Глаза у мужика маленькие, в жировых складках, и подёрнуты дымкой неизбывной скуки.
– Домишко надо сварганить, – отвечает мужик, и давай кашлять.
– Дом – это хорошо. А чьих кровей будете, уважаемый?
– Расейских, уважаемый абориген. Видишь, – пальцем очертил своё лицо. – Рожа шаньгой. Прораб я. Рожин моя фамилия. Неделю лихоманка нутро выворачивает. Интересуетесь, кому будем строить?
– А как же, как же! Очень даже интересуюсь! Не каждый день в нашей деревне дома нынче строятся.

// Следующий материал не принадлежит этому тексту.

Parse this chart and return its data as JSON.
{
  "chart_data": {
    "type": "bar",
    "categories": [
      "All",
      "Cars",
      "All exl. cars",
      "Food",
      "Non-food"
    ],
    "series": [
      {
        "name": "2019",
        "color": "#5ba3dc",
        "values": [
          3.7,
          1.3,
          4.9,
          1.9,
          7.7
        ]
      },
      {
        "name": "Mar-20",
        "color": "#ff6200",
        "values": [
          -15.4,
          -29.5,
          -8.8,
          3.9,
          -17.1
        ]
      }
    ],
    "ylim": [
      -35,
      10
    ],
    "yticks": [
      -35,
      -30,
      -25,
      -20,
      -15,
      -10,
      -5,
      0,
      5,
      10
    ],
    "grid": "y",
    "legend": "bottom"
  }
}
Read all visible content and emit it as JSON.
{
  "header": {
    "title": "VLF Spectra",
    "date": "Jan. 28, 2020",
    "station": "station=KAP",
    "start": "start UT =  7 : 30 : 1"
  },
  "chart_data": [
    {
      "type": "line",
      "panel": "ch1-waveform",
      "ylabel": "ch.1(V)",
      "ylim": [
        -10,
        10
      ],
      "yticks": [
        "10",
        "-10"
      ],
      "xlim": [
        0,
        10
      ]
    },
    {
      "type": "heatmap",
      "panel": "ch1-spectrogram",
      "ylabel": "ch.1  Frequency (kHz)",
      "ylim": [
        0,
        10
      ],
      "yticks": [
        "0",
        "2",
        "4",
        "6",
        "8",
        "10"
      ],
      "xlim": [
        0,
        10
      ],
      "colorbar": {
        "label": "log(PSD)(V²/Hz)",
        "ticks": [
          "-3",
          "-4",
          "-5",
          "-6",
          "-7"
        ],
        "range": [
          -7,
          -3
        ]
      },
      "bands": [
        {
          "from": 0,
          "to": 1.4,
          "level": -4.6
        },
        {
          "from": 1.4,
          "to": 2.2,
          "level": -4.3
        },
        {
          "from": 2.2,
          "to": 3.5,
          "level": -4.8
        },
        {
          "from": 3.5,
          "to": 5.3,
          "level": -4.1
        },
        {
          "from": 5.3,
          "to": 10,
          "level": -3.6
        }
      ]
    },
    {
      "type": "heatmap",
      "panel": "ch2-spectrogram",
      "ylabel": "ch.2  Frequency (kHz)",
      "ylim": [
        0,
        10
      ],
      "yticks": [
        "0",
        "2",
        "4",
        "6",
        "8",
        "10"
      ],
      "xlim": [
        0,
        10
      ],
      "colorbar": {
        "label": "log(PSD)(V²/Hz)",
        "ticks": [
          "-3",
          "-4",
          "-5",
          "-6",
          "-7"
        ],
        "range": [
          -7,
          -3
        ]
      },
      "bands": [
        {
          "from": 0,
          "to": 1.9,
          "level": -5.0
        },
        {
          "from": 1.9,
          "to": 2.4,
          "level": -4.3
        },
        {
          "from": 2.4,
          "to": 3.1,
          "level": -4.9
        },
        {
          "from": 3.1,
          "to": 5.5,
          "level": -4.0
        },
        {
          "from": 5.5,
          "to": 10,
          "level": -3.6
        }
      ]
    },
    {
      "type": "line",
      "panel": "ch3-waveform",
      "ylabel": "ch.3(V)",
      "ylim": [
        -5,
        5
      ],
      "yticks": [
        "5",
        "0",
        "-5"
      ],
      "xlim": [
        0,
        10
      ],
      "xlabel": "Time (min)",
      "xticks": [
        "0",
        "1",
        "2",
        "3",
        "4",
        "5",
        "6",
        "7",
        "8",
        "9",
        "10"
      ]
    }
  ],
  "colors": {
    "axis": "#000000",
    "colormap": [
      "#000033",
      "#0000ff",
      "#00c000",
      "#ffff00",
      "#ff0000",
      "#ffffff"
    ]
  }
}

– Заказчик – Гортрамф, из Москвы.
– Не слышал про таких. Нищий нынче не строится. Строятся те, у кого в кошельке шуршит. Да и знатно шуршит! У нас колхоз двадцать лет как сгинул, доску на гроб не скоро сыщешь. Снимаем с подволоки, как нужда приспичит, тем из положения выходим.
– Это верно. Колхоза нет, воровать негде, лес – дядин. Знакома мне эта песня.
– Какая-то нерусь этот… как его, Трамп. Не родственник американскому президенту?
– Да бес с наганом не разберёт!
Так началось моё знакомство со строительной бригадой.
Пошли машины, пошёл свежий, только что сошедший с пилорамы, сосновый брус, везут цемент, тёс, окна, двери. Боже ты мой! Когда я после армии начинал строиться, дал председатель колхоза после посевной неделю – руби сруб, а на место поставишь… почесал в затылке… «Как время будет».
Почти пять лет строился. Баня, двор, хлевы, погреб, что картошку выкопать, – и то времени нет. Ночами копали. И дровяник ночами колотили. Днём на сенокосе как проклятый жарюсь, ночью с женой (а жена ревёт пуще годовалого сынишки) на себя пашем. «Ты хоть по земле катайся, хоть волчицей вой, а строить буду!» – примерно так не раз ей высказался.
Смотрю, парни доски под железную крышу стелют. Пилят без приберегу. Прораб к тому времени поправился, эх, говорю ему с сожалением, пилите, как колхозное прежде не пилили. Пускай этот Трамп даже американец, но доски!.. обрезные, без сучка, ровные, пахнут смолой – жалко. Каждая шестиметровая доска на мой расклад полтысячи потянет.
– Я тебе всю обрезь отдам, – смеётся прораб.
– Крохи с богатого стола, – ворчу.
– Он ещё и недоволен, – крякает прораб. – За «спасибо» отдам. А ты замечаешь, старина, что мои парни водку не пьют? А вкалывают как, видишь?
– Вижу. Похвально.
– То-то. А в колхозе, бывало, не успели за топор взяться – наливай! Я молодым начинал шабашить, за правду стоял, за честность. Помню, у одной вдовушки матицу тянули, так она корзину к матице привязала, в корзину три бутылки поставила, пирог пшеничный в вышитый плат завернула. Так сказать, по обычаю. Матицу вытянули, водку с пирогом достали, а матицу обратно опустили: мало! Вдова ревёт, а реви не реви – как скажем. Упились до поросячьего визгу. Я по молодости не пил, да и потом тоже, матери слово дал. Вот я ночью сходил один, вытесанный десятиметровый брус (тридцать сантиметров на тридцать, сосна) затащил. Пыхтел часа два. Меня утром из бригады вежливо попросили: не порть нам марку! Нынче ша, не те времена. Давай денежку, водку сами купим.
Не кричит, не матерится прораб, всё у него продумано, всё наперёд приготовлено.